Evaluation of the temporal relationship between daily min/max air and land surface temperature

Daily minimum and maximum air temperature (min/max Ta) exhibits a strong linear correlation with remotely sensed land surface temperature (LST). However, LST-based predictions of min/max Ta exhibit a strong seasonal pattern in their errors. This study examines the temporal trends in min/max Ta and LST, and shows that the strongest correlation exhibited by any of these variables is a temporal autocorrelation that is periodic in nature.
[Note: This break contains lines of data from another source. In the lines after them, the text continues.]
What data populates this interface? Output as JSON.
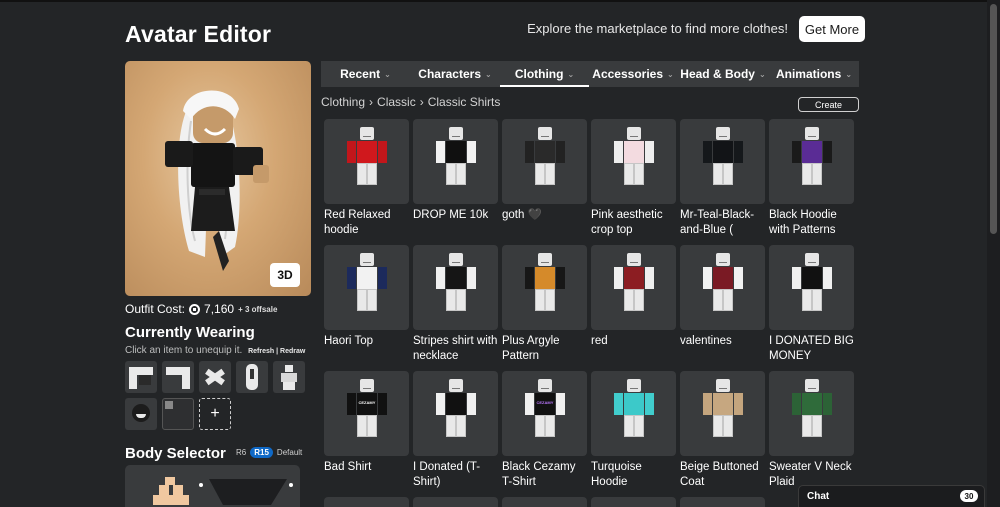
{
  "header": {
    "title": "Avatar Editor",
    "promo_text": "Explore the marketplace to find more clothes!",
    "get_more_label": "Get More"
  },
  "preview": {
    "toggle_3d_label": "3D"
  },
  "outfit": {
    "label": "Outfit Cost:",
    "cost": "7,160",
    "offsale": "+ 3 offsale"
  },
  "currently_wearing": {
    "title": "Currently Wearing",
    "hint": "Click an item to unequip it.",
    "refresh_label": "Refresh",
    "separator": "|",
    "redraw_label": "Redraw",
    "add_label": "+"
  },
  "body_selector": {
    "title": "Body Selector",
    "r6_label": "R6",
    "r15_label": "R15",
    "default_label": "Default"
  },
  "tabs": [
    {
      "label": "Recent",
      "active": false
    },
    {
      "label": "Characters",
      "active": false
    },
    {
      "label": "Clothing",
      "active": true
    },
    {
      "label": "Accessories",
      "active": false
    },
    {
      "label": "Head & Body",
      "active": false
    },
    {
      "label": "Animations",
      "active": false
    }
  ],
  "breadcrumb": [
    "Clothing",
    "Classic",
    "Classic Shirts"
  ],
  "create_label": "Create",
  "items": [
    {
      "name": "Red Relaxed hoodie",
      "torso": "#d0181d",
      "arm": "#c2161b",
      "print": "",
      "print_color": "#fff"
    },
    {
      "name": "DROP ME 10k",
      "torso": "#101010",
      "arm": "#f2f2f2",
      "print": "",
      "print_color": "#fff"
    },
    {
      "name": "goth 🖤",
      "torso": "#2a2a2a",
      "arm": "#222222",
      "print": "",
      "print_color": "#fff"
    },
    {
      "name": "Pink aesthetic crop top",
      "torso": "#f3dbe0",
      "arm": "#eeeeee",
      "print": "",
      "print_color": "#c88"
    },
    {
      "name": "Mr-Teal-Black-and-Blue (",
      "torso": "#121417",
      "arm": "#15181b",
      "print": "",
      "print_color": "#3cd"
    },
    {
      "name": "Black Hoodie with Patterns",
      "torso": "#5a2c95",
      "arm": "#1a1a1a",
      "print": "",
      "print_color": "#fff"
    },
    {
      "name": "Haori Top",
      "torso": "#f2f2f2",
      "arm": "#1c2a5c",
      "print": "",
      "print_color": "#fff"
    },
    {
      "name": "Stripes shirt with necklace",
      "torso": "#151515",
      "arm": "#f0f0f0",
      "print": "",
      "print_color": "#fff"
    },
    {
      "name": "Plus Argyle Pattern",
      "torso": "#d58a2a",
      "arm": "#171717",
      "print": "",
      "print_color": "#fff"
    },
    {
      "name": "red",
      "torso": "#8c1d22",
      "arm": "#efefef",
      "print": "",
      "print_color": "#fff"
    },
    {
      "name": "valentines",
      "torso": "#7a1a24",
      "arm": "#f2f2f2",
      "print": "",
      "print_color": "#fff"
    },
    {
      "name": "I DONATED BIG MONEY",
      "torso": "#111111",
      "arm": "#f0f0f0",
      "print": "",
      "print_color": "#4c4"
    },
    {
      "name": "Bad Shirt",
      "torso": "#111111",
      "arm": "#111111",
      "print": "CEZAMY",
      "print_color": "#fff"
    },
    {
      "name": "I Donated (T-Shirt)",
      "torso": "#111111",
      "arm": "#f0f0f0",
      "print": "",
      "print_color": "#4c4"
    },
    {
      "name": "Black Cezamy T-Shirt",
      "torso": "#111111",
      "arm": "#f0f0f0",
      "print": "CEZAMY",
      "print_color": "#b7f"
    },
    {
      "name": "Turquoise Hoodie",
      "torso": "#3cc9c9",
      "arm": "#41cdcd",
      "print": "",
      "print_color": "#fff"
    },
    {
      "name": "Beige Buttoned Coat",
      "torso": "#c6a780",
      "arm": "#c4a57e",
      "print": "",
      "print_color": "#fff"
    },
    {
      "name": "Sweater V Neck Plaid",
      "torso": "#2f6b3a",
      "arm": "#2c6236",
      "print": "",
      "print_color": "#fff"
    }
  ],
  "chat": {
    "label": "Chat",
    "count": "30"
  }
}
This study analyses the temporal relationship between min/max Ta and LST, and shows that this results in a temporal trend in the errors of LST-based min/max Ta predictions that can primarily be explained by a phase shift between the seasonal oscillations of min/max Ta and LST. After removing the elevation and periodic temporal trend from the min/max Ta and LST measurements, a weak linear correlation was exhibited between min Ta and LST and a moderate linear correlation was exhibited between max Ta and LST. Fitting models to the detrended min/max Ta and LST measurements resulted in an LST-based model of min/max Ta that no longer exhibited seasonal variability in the model errors, and had a lower mean absolute error (MAE) than either a model based only on the elevation and temporal trends or one based on the elevation and LST trends alone. Thus, the results of this study show that in creating relationships between LST and air temperature, it is important to address the phase shift between the annual oscillations of these variables. This study shows that removing the annual oscillation using a Fourier model of the temporal trend improves the LST-based min/max Ta prediction by 0.6°C to 0.8°C.